As to the footnotes, I am using them for editing notes… just got creative with them… and I may write a deep book on how to take care of aging parents, recent experience with that one, and I have not checked the footnotes capabilities of Scriv, since I have not needed them at all

Will see how good it is for silly things like working in Spanish, which Scriv works very well, mind you… though I have found that I use different tools depending on what I am doing at the moment
:blush: (That makes me blush)

I did try hard to use and like Mellel, and I had a licence up until last year. Although I found the interface difficult to get on with, that wasn’t the deal-breaker for me. The problem with Mellel for me that it wouldn’t handle .doc files written in Chinese, which I deal with a lot. I had to round-trip through TextEdit to get them into Mellel.
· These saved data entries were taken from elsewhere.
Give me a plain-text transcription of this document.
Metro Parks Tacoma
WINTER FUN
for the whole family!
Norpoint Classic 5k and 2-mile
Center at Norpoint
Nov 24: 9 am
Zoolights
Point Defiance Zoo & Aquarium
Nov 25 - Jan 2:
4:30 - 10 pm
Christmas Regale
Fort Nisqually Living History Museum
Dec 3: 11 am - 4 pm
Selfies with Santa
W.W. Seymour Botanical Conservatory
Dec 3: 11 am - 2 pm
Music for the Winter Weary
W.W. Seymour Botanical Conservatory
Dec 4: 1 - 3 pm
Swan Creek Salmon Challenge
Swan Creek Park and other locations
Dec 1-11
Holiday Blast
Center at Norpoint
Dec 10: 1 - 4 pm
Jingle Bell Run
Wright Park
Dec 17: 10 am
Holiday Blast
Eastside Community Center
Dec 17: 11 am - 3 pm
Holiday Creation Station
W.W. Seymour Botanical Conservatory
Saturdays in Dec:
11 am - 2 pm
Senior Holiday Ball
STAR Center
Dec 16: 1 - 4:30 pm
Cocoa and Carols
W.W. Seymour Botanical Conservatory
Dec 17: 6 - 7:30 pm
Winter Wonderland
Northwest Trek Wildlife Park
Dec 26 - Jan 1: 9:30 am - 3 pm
When I found Okito Composer – which then became Nisus – I never looked back.

So when my Mellel licence came up for renewal at the time of an upgrade, I didn’t bother. I wasn’t using it, so couldn’t justify the cost. From time to time I get a niggling “Shall I upgrade Mellel just in case?” feeling, but resist the temptation. In spite of a few small glitches – mostly it seems down to Apple’s implementation of RTF – Scrivener and Nisus – now with BookEnds in the mix – do the job just fine for me.